One generation ago # 1 - banks

I've had a sequence running through my head recently about how "things ain't like what they used to be". I think the reason I have this blog - and the reason I post to it - is to get these things out of my head to make room for new things that I'm not bored of.

Anyway, #1 in this sequence is banks. Counting one generation as 25 years (I believe that is the standard) this was the deal:

You had a bank account, and a cheque book. Cheque cards hadn't been invented, there were no holes-in-the-wall to get money from, and not many people had a credit card (my dad did, he had to reclaim expenses: he used to have a Diners Club card among others: I've never seen another since.)

You had a branch, and at that branch you could withdraw money. You went in, gave them a cheque: they compare the signature with the file and if they like it (and you have enough money in your account which is held in a ledger) they give you the money.

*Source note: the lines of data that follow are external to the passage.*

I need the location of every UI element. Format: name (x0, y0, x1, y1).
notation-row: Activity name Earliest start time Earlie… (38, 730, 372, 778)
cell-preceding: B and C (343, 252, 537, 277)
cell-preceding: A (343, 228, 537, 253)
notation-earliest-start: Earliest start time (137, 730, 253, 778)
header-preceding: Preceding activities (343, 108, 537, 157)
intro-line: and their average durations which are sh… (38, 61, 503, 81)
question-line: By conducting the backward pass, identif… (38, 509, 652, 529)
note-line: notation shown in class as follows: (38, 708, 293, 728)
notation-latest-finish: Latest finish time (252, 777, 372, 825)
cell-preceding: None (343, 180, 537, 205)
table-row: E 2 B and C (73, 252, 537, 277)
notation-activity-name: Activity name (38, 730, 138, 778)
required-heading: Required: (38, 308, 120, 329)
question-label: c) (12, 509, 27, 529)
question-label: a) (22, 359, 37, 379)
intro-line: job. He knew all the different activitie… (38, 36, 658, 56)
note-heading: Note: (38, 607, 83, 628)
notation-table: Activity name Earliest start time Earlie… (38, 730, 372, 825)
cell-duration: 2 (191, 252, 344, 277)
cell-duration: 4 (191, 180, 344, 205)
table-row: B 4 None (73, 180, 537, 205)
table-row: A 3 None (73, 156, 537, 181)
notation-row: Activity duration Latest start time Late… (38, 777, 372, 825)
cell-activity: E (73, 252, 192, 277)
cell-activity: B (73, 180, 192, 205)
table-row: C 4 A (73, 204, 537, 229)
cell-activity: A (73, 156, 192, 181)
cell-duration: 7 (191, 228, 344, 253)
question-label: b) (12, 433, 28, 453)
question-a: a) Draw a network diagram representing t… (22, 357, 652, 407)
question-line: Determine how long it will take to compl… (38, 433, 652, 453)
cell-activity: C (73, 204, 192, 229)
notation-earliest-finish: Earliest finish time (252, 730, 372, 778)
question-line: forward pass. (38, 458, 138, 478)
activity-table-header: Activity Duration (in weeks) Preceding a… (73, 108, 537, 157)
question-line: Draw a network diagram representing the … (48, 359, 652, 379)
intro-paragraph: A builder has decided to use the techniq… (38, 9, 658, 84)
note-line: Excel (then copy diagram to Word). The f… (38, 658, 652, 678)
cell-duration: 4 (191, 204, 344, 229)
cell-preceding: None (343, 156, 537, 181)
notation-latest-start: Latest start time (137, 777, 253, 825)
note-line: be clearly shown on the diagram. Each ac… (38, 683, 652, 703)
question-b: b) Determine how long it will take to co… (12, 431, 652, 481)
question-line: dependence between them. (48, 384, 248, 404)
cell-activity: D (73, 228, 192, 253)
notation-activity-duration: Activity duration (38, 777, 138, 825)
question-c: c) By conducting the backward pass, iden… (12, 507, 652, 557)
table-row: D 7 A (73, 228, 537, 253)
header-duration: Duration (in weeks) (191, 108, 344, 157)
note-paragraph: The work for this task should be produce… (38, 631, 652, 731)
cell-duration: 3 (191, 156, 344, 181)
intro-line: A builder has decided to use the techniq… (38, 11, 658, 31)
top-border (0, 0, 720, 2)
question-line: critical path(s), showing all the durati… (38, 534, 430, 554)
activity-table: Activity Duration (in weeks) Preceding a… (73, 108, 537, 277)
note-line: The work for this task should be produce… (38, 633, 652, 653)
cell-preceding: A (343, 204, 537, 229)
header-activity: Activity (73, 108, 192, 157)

If you're in a branch of your bank which isn't your own - there is no question of using another bank - then the branch phones your branch, authenticates you I-don't-know-how, and gives you the money. Or not. Or they make you speak to the branch. Of course, they charged for this - £10 at least, a lot more money then - and you had to actually wait for someone on the other end to pick up the phone, find your file, authenticate you I-don't-know-how, and authorise the withdrawal based on your account balance.

You could make "an arrangement" with another branch - and potentially a branch of another bank if there were any affiliated with yours. I had a bank account in 1979 with the Bank Of Scotland (my father's branch, which I think at the time was Waterloo Street, Glasgow) but "an arrangement" with Barclays in Epsom: I suppose they had a signature on file and would phone the bank for withdrawls of more than £10 or so (to confirm my account balance) but I wouldn't be charged for the call. I'd have to wait.

By the way - I no longer have an account with the Bank Of Scotland. We parted company, shall we say, mutually. Certainly unequivocally.